The variances in shotgun shells began in the days when firearms
were just beginning the move from muzzle loading to cartridge systems. The first
shotgun shells were made of brass and their configuration is the same as you
will find in today’s manufactured shot shells.
Sure, some of the early shells used percussion caps from the muzzle
loading guns in place of the primers we use today, but the ignition concept and
their placement in the shell is the same as today’s.
The original brass shot shells were designed to have the
inside diameter of the shell the same as the bore size of the gun.
Imagine the chamber being reamed out so that when the brass shell is
inserted the inside of the shell and the inside of the barrel line up to make a
smooth tube for the shot and wads to travel through.
This is exactly what the 12B shot shell is, the ‘B’
indicates the inside diameter is the same as the Bore
diameter (B represents Bore
It didn’t take long in the development process of ammunition
to arrive at the point where paper replaced brass as the preferred container
holding all the shot shell components together.
But the use of paper required a thicker paper wall to hold everything
that the brass walls held and that caused a chamber size problem.
To get the same amount of powder, shot and wads into the paper shell,
while keeping the inside diameter the same as the bore, required the outside
diameter of the shell to increase. When
brass shells were made to fit the chambers of guns made to shoot the new paper
shells, they were marked 12A to distinguish them from the smaller 12B shells.
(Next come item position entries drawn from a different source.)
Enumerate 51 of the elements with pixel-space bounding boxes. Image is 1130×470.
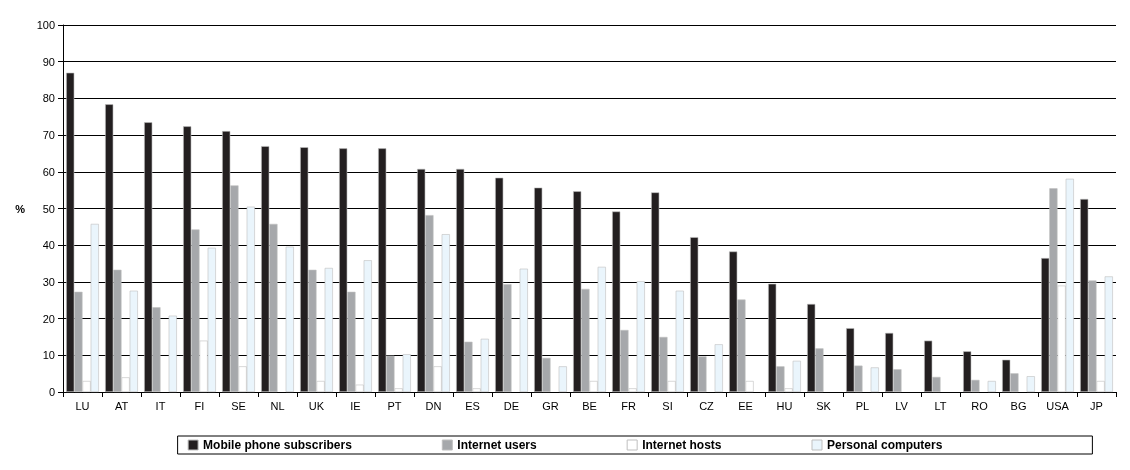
y-tick-label: 60 [42,165,55,178]
y-tick-label: 100 [36,19,55,31]
x-tick-label: SK [816,399,832,412]
legend-label: Personal computers [827,438,943,452]
legend-label: Mobile phone subscribers [203,438,353,452]
x-tick-label: CZ [699,399,715,412]
x-tick-label: IE [350,399,361,412]
x-tick-label: UK [308,399,325,412]
x-tick-label: GR [542,399,559,412]
x-tick-label: AT [114,399,129,412]
y-tick-label: 40 [42,239,55,252]
x-tick-label: PL [855,399,870,412]
x-tick-label: LU [75,399,90,412]
x-tick-label: SE [231,399,246,412]
bar [714,344,723,392]
legend-label: Internet users [457,438,537,452]
y-tick-label: 80 [42,92,55,105]
bar [1026,376,1035,392]
y-axis-title: % [15,202,26,215]
x-tick-label: LT [934,399,947,412]
x-tick-label: ES [465,399,480,412]
x-tick-label: HU [776,399,793,412]
y-tick-label: 20 [42,312,55,325]
x-tick-label: DE [503,399,520,412]
legend-label: Internet hosts [642,438,722,452]
x-tick-label: EE [738,399,753,412]
x-tick-label: FR [621,399,636,412]
bar [558,366,567,392]
x-tick-label: DN [425,399,442,412]
x-tick-label: LV [895,399,909,412]
y-tick-label: 70 [42,129,55,142]
x-tick-label: BG [1010,399,1027,412]
y-tick-label: 10 [42,349,55,362]
x-tick-label: NL [270,399,285,412]
bar [285,246,294,392]
x-tick-label: BE [582,399,597,412]
bar [870,367,879,392]
x-tick-label: IT [155,399,166,412]
x-tick-label: SI [662,399,673,412]
x-tick-label: RO [971,399,989,412]
x-tick-label: PT [387,399,402,412]
y-tick-label: 30 [42,275,55,288]
x-tick-label: USA [1046,399,1070,412]
bar [987,380,996,392]
y-tick-label: 0 [48,386,55,398]
bar [168,315,177,392]
bar [519,268,528,392]
x-tick-label: FI [194,399,205,412]
y-tick-label: 90 [42,55,55,68]
x-tick-label: JP [1090,399,1103,412]
y-tick-label: 50 [42,202,55,215]
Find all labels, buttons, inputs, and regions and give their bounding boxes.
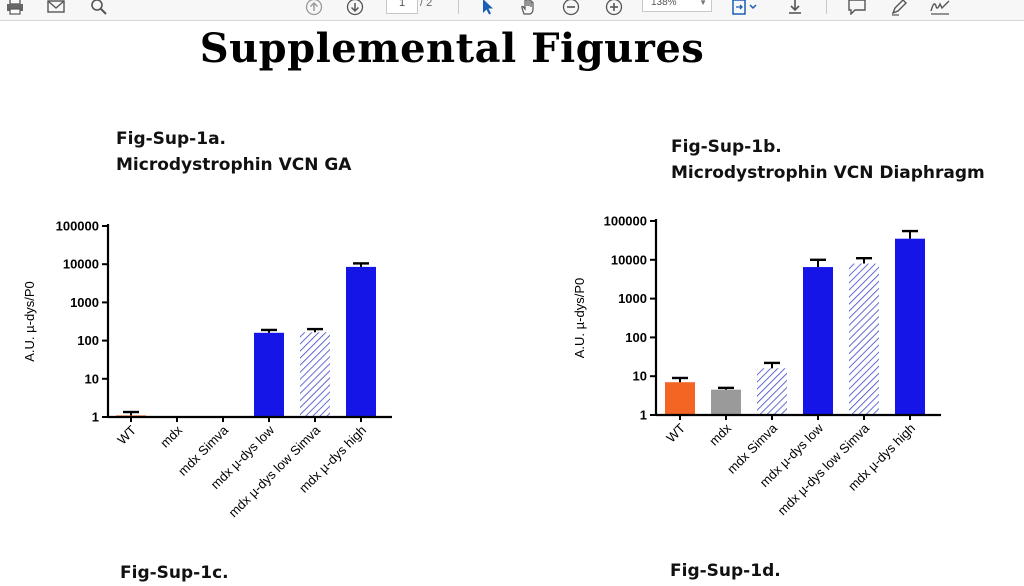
y-axis-label: A.U. µ-dys/P0 bbox=[22, 281, 37, 361]
x-tick-label: mdx bbox=[157, 422, 185, 450]
bar-3 bbox=[757, 368, 787, 415]
y-tick-label: 100000 bbox=[56, 219, 99, 234]
y-axis-label: A.U. µ-dys/P0 bbox=[572, 278, 587, 358]
y-tick-label: 100 bbox=[625, 330, 647, 345]
y-tick-label: 10 bbox=[633, 369, 647, 384]
y-tick-label: 10 bbox=[85, 371, 99, 386]
y-tick-label: 10000 bbox=[63, 257, 99, 272]
y-tick-label: 1000 bbox=[618, 291, 647, 306]
bar-2 bbox=[711, 390, 741, 415]
bar-4 bbox=[254, 333, 284, 417]
y-tick-label: 1 bbox=[92, 410, 99, 425]
x-tick-label: WT bbox=[114, 422, 139, 447]
bar-5 bbox=[849, 264, 879, 415]
y-tick-label: 10000 bbox=[611, 252, 647, 267]
y-tick-label: 100000 bbox=[604, 214, 647, 229]
y-tick-label: 1000 bbox=[70, 295, 99, 310]
bar-6 bbox=[346, 267, 376, 417]
y-tick-label: 1 bbox=[640, 408, 647, 423]
bar-4 bbox=[803, 267, 833, 415]
bar-1 bbox=[665, 382, 695, 415]
x-tick-label: mdx bbox=[706, 420, 734, 448]
bar-6 bbox=[895, 239, 925, 415]
x-tick-label: WT bbox=[663, 420, 688, 445]
bar-5 bbox=[300, 332, 330, 417]
y-tick-label: 100 bbox=[77, 333, 99, 348]
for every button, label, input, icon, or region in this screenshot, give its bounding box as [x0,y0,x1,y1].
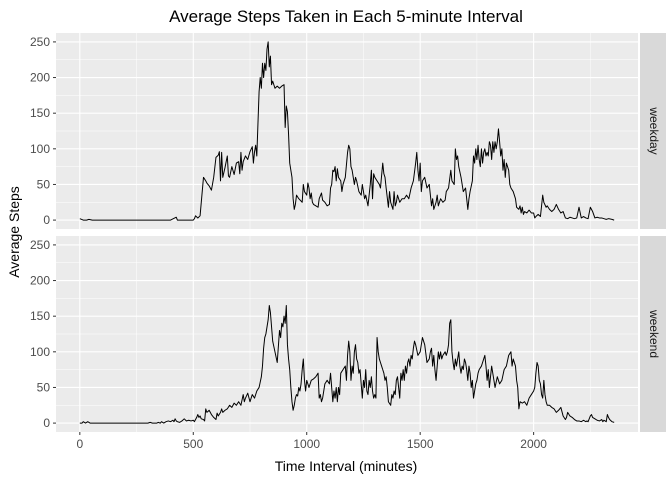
series-line-weekday [79,41,615,221]
facet-panels: 0 50 100 150 200 250 weekday 0 50 100 150 200 250 wee… [30,33,666,451]
panel-weekday: 0 50 100 150 200 250 weekday [30,33,666,229]
facet-strip [640,33,666,229]
x-tick-label: 1000 [293,437,320,451]
y-tick-label: 250 [30,238,50,252]
series-line-weekend [79,304,615,424]
y-tick-label: 50 [37,380,51,394]
y-tick-label: 200 [30,274,50,288]
x-tick-label: 1500 [407,437,434,451]
panel-weekend: 0 50 100 150 200 250 weekend 0 500 1000 1500 2000 [30,236,666,451]
y-tick-label: 250 [30,35,50,49]
y-tick-label: 100 [30,142,50,156]
chart-title: Average Steps Taken in Each 5-minute Int… [169,7,523,26]
y-tick-label: 100 [30,345,50,359]
x-axis-title: Time Interval (minutes) [275,458,418,474]
y-tick-label: 200 [30,71,50,85]
y-tick-label: 0 [43,416,50,430]
y-axis-title: Average Steps [6,186,22,278]
y-tick-label: 150 [30,309,50,323]
x-tick-label: 2000 [520,437,547,451]
x-tick-label: 0 [76,437,83,451]
facet-strip [640,236,666,432]
y-tick-label: 150 [30,106,50,120]
y-tick-label: 0 [43,213,50,227]
x-tick-label: 500 [183,437,203,451]
y-tick-label: 50 [37,177,51,191]
facet-strip-label: weekend [647,309,661,358]
facet-strip-label: weekday [647,106,661,154]
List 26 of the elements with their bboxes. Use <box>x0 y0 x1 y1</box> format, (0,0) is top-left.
Because all brass shells maintained a common brass wall
thickness and the outside diameter of the 12A shells was bigger than the 12B, it
resulted in the 12A shells inside diameter being larger than the barrel bore
diameter. It seems that the ‘A’
designation of the 12A was meant to
stand for the internal diameter being “above
bore” size (‘A’ represents Above bore size).
By about 1875, more guns were being chambered for paper shells
than brass because paper shells were cheaper to produce and if desired 12A
shells could be used too. At the
time, it was known that 12A shells were harder hitting than 12 gauge paper
shells and were preferred in some situations because of that feature.
The 12A shell could accommodate more powder and shot because the thin
brass wall thickness allowed the 12A shells to have more volume inside the shell
than either the 12B or the 12 gauge paper shell. In
fact the 12A shells used a wad size two sizes larger than the bore, resulting in
a harder hitting and deeper penetrating shot shell.
The result of all this is that the popular 12 gauge paper
shell and the 12A brass shell were the same chamber size and the standard in
almost all 12 gauge guns seen today; but once in a while a smaller 12B chambered
gun comes along and confuses the casual observer.
it was the bore size that set the standard for making shotgun shells and the
inside diameter matches the barrel bore size.
Therefore, as the shell materials evolved and changed thickness, it was
the chamber size that changed and not the inside diameter of the shell.